Notons que le cardinal Pierre de Luna, futur Benoît XIII, est le premier à lui enlever tout scrupule. Plus tard, pour
justifier son attitude et celle des cardinaux, il évoquera la crainte. Finalement,
après avoir tenu conseil, douze cardinaux procèdent à l’intronisation de
Barthélemy Prignano ...
Ainsi
selon Noël Valois, « on le voit, à
ce moment décisif, pas un mot ne fut prononcé qui pût inspirer à Barthélemy des
doutes sur la réalité de son titre, pas un mot ne pût l’induire à refuser la
tiare, ou simplement à se regarder provisoirement comme non élu. Si les
cardinaux ont regretté que Prignano eût
consenti à une élection vicieuse, ils ne peuvent s’en prendre qu’à
eux-mêmes. »[13]
Le
jour de Pâques 1378, c’est-à-dire le 18 avril, Urbain VI est couronné avec les
cérémonies traditionnelles. Pendant près de trois mois, il reçoit tous les
honneurs accoutumés. Comme le démontre Noël Valois, rien dans l’attitude des cardinaux ou dans leur courrier[14]

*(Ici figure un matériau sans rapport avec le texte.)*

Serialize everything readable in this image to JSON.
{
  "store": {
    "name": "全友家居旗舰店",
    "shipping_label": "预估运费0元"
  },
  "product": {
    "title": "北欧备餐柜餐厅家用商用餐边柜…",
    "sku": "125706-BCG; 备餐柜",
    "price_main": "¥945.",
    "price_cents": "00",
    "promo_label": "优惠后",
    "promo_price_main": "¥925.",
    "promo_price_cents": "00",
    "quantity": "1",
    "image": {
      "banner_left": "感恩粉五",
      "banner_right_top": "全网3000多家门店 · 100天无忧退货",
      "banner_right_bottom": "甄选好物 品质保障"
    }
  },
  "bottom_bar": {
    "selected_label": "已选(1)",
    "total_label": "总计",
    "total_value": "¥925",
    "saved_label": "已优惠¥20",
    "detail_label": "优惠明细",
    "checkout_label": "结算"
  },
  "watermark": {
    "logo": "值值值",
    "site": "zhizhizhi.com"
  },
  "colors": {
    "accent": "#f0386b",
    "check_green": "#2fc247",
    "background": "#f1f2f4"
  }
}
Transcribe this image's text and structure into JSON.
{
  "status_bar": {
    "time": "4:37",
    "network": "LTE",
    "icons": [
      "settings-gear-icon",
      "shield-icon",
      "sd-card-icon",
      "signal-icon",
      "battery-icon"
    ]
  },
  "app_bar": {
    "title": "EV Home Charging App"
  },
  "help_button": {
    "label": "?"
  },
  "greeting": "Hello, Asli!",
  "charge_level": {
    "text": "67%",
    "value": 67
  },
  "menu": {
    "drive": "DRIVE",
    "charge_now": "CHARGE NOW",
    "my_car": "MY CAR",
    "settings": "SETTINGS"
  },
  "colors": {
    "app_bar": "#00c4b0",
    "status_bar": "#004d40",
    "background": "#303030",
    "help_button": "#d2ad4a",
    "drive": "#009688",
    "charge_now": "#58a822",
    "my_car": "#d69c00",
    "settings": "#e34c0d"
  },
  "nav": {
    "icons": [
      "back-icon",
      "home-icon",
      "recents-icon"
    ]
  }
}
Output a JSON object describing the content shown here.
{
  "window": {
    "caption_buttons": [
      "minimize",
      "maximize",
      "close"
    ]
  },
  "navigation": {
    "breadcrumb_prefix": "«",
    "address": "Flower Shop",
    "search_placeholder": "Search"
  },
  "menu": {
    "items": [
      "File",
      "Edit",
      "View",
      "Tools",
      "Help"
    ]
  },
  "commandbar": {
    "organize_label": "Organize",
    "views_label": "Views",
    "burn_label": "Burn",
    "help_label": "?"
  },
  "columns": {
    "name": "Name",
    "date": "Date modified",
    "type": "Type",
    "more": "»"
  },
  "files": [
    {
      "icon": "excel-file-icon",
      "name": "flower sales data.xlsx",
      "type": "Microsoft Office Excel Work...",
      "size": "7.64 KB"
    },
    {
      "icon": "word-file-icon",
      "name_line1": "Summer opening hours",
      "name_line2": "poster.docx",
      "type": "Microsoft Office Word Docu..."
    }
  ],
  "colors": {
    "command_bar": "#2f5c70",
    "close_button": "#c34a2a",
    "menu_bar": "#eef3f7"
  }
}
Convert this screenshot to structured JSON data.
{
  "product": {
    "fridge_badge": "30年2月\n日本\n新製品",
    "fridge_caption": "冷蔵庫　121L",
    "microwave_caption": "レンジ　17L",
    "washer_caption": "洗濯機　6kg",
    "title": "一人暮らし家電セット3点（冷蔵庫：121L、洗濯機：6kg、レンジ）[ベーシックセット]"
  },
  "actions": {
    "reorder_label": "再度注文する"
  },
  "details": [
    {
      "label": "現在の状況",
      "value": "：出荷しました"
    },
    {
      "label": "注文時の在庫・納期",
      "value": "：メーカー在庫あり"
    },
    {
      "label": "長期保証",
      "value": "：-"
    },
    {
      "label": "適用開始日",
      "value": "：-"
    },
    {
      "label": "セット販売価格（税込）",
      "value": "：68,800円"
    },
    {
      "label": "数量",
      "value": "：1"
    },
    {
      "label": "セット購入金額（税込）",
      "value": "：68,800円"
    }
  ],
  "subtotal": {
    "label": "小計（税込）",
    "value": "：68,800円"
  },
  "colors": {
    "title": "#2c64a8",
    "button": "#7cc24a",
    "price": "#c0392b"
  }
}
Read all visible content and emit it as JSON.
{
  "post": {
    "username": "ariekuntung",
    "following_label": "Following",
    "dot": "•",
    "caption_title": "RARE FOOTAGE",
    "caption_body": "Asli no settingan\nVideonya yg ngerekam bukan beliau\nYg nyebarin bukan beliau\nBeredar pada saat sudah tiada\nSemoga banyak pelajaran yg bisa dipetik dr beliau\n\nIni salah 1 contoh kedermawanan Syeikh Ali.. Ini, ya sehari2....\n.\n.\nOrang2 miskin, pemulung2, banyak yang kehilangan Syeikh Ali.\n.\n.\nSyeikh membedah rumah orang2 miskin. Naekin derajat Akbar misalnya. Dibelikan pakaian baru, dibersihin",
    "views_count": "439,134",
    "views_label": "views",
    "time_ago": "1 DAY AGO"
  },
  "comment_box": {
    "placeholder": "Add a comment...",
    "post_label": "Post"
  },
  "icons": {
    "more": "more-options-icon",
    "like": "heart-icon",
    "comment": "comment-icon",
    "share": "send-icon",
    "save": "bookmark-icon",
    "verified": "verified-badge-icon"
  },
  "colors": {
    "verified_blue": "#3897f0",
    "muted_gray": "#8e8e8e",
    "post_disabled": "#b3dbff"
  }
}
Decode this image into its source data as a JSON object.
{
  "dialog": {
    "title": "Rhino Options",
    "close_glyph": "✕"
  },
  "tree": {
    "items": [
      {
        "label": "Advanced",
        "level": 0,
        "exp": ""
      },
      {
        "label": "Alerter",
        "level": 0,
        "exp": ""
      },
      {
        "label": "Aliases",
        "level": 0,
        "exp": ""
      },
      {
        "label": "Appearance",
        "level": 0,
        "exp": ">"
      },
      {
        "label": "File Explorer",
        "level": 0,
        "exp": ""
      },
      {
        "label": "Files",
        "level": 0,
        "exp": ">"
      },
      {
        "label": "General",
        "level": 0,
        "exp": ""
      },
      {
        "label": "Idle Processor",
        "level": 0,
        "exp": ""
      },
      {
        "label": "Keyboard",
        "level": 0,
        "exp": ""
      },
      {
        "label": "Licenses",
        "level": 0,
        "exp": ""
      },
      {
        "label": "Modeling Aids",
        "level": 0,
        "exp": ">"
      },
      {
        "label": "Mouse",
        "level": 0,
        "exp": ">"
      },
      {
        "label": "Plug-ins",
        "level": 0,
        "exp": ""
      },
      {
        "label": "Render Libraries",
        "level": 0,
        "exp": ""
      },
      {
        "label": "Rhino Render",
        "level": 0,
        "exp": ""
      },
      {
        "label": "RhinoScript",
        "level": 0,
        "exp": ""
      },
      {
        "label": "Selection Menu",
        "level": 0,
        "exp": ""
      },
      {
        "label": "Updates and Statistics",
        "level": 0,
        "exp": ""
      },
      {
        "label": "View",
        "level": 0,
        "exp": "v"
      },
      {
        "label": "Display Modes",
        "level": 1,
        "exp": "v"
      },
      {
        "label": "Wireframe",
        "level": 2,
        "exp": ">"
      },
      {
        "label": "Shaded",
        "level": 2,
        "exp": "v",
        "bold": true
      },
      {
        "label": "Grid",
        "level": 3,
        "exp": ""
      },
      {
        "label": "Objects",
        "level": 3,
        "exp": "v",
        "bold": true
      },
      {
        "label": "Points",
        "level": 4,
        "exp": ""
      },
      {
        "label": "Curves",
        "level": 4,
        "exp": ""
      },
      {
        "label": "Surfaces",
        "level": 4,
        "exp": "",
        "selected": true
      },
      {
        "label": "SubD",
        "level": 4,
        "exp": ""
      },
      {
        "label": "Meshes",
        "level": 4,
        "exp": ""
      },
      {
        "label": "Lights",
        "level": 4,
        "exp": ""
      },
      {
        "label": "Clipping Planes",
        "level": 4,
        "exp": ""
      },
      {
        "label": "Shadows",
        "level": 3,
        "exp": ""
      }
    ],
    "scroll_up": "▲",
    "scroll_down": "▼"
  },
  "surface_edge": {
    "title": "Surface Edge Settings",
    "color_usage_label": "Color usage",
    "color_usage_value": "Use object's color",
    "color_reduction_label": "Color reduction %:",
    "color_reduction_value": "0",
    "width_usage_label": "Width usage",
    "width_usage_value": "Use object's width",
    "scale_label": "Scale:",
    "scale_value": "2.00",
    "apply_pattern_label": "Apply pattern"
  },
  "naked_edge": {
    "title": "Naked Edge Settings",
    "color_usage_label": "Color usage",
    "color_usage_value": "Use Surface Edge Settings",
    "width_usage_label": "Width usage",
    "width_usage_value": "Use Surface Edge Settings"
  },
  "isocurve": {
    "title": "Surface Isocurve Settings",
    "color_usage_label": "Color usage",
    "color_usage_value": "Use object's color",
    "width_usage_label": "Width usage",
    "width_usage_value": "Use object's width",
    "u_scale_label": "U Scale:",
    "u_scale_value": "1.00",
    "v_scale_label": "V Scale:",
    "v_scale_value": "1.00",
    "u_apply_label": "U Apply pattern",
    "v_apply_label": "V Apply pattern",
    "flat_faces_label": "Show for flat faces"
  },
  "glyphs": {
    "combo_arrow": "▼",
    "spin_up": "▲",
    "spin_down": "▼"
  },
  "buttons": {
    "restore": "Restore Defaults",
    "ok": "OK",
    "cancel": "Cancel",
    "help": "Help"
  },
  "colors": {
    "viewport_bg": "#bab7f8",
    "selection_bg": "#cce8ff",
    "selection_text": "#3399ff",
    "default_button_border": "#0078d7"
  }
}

ne permet de douter qu’Urbain VI ne soit reconnu par le Sacré Collège comme pape
légitime. « Ce qui me paraît le
plus étrange dans la conduite des cardinaux de Rome, c’est ce silence absolu
qu’ils auraient gardé les uns vis-à-vis des autres sur une question qui devrait
faire l’objet de toutes leurs préoccupations. Ils croient que la chaire de
Saint Pierre est usurpée par un intrus, et ils ne se communiquent pas leurs
inquiétudes au sujet de l’avenir de l’Église ! »[15]
La
rébellion contre le Pape Urbain VI
Qui
est Barthélémy Prignano ? Il est réputé pour son érudition, sa science et
son expérience des affaires. Évêque de Bari depuis quinze ans avant d’être élu
pape, il a aussi exercé les fonctions de
chancelier sous Grégoire XI, une des
fonctions les plus importantes du gouvernement pontifical. Il est aussi connu
pour être irréprochable au niveau moral.
Il porte un cilice, observe scrupuleusement les jeûnes et les pénitences
imposées par l’Église. Mais, il est aussi impérieux
et très volontaire. Or depuis son élection, ces deux traits de caractère
s’affirment de plus en plus. Ils sont en outre gâtés par une maladie d’estomac
qui le rend irritable. Enfin, il n’est
pas cardinal et ne sent donc pas solidaire du Sacré Collège…
Depuis
son élection, Urbain VI se montre raide et peu aimable avec son entourage,
voire vexant. Soucieux de réforme, il
veut l’imposer fermement, en particulier à la Curie romaine et au Sacré
Collège. Il déclare donc la guerre à tous les abus sans ménager les
évêques et surtout les cardinaux. Il s’attaque à la simonie, aux
inconduites, au luxe, à l’absentéisme des évêques, à la vie mondaine et
luxueuse des cardinaux. Mais il manque cruellement de prudence et de modération,
surtout à l’égard des cardinaux. Ses remarques sont virulentes, blessantes, de plus en plus humiliantes. Face aux
résistances, il s’en prend à la prépondérance des cardinaux « français » et lance des menaces…
Parmi
les cardinaux, Noël Valois souligne l’action de Jean de la Grange, « cardinal
d’Amiens » et bénédictin, homme influent du roi de France. Il est son
conseiller et confident intime. Il est même une des personnalités les plus importantes du Sacré Collège. Il
n’apprécie guère l’attitude du pape et ses remontrances. Il est un de ceux qui
contribuent activement à l’opposition des cardinaux. Est-il l’instigateur de la révolte qui s’annonce ?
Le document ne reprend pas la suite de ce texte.